Prep Time 30 minutes
Course Main Course
Cuisine Italian-American
Servings 4

Ingredients
  

  • 12 oz fettuccine or pasta of choice
  • 1 tablespoon olive oil
  • 1 pound smoked sausage kielbasa, andouille, or Italian sausage, sliced into ¼-inch rounds
  • 1 small onion diced
  • 3-4 cloves garlic minced
  • ¼ teaspoon red pepper flakes more or less to taste
  • 2 tablespoons butter
  • 2 cups heavy cream
  • 1 cup freshly grated Parmesan cheese
  • ½ cup shredded mozzarella cheese
  • ¼ teaspoon freshly ground black pepper
  • Salt to taste
  • ¼ cup chopped fresh parsley

Optional add-ins

  • 2 cups fresh spinach or kale
  • 1 cup cherry tomatoes halved
  • 1 bell pepper diced
  • 8 oz mushrooms sliced
  • ½ cup frozen peas

For the baked version

  • ½ cup additional shredded mozzarella
  • ¼ cup grated Parmesan
  • 2 tablespoons breadcrumbs

Instructions
 

  • Prep your pasta: Bring a large pot of salted water to a boil. Cook pasta according to package directions until al dente. Reserve ½ cup of pasta water before draining.
  • Brown the sausage: While the pasta cooks, heat olive oil in a large skillet over medium-high heat. Add sliced sausage and cook until browned on both sides, about 5-7 minutes. If using raw Italian sausage, remove from casings first and break into chunks while browning.
  • Add aromatics: Reduce heat to medium and add diced onion to the skillet with the sausage. Cook until onion becomes translucent, about 3-4 minutes. Add minced garlic and red pepper flakes, and cook for another 30 seconds until fragrant.
  • Make the sauce: Add butter to the skillet and let it melt. Pour in the heavy cream, stirring constantly, and bring to a gentle simmer. Let it cook for 3-4 minutes until it starts to thicken slightly.
  • Add the cheese: Reduce heat to low and gradually stir in the Parmesan cheese until melted and smooth. Add the mozzarella and stir until incorporated. Season with black pepper and salt to taste.
  • Combine elements: Add the drained pasta to the sauce, tossing to coat evenly. If the sauce is too thick, add a splash of the reserved pasta water. If adding optional vegetables like spinach or cherry tomatoes, toss them in now and let cook for 1-2 minutes until just wilted or warmed through.
  • Finish and serve: Garnish with chopped parsley and serve immediately for a stovetop version.

Notes

  • Don't overcook the pasta since it will continue cooking slightly in the hot sauce.

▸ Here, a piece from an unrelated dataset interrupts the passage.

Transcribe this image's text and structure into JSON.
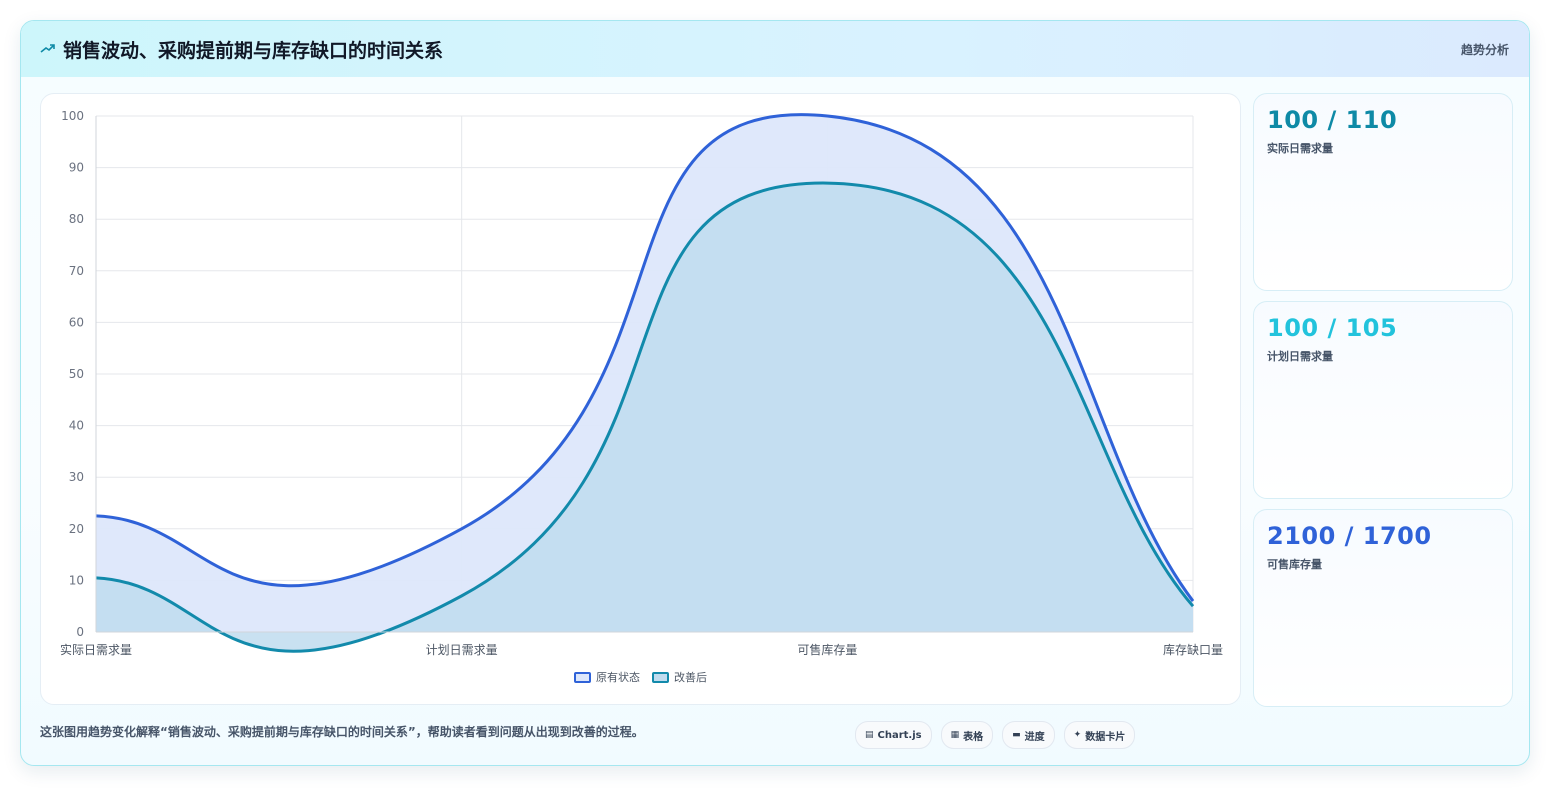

Aim for al dente or even 1 minute under what the package suggests.
  • For a lighter version, substitute half-and-half for some or all of the heavy cream.
  • The sauce will thicken as it sits, so don't worry if it seems a bit loose at first.
  • Freshly grated cheese makes a huge difference in the texture of the sauce. Pre-grated cheese often contains anti-caking agents that can make your sauce grainy.
  • If the sauce breaks or seems too thick, a splash of pasta water can bring it back to life.
  • For meal prep, slightly undercook the pasta as it will soften when reheated.
  • The baked version makes for excellent leftovers and freezes beautifully in individual portions.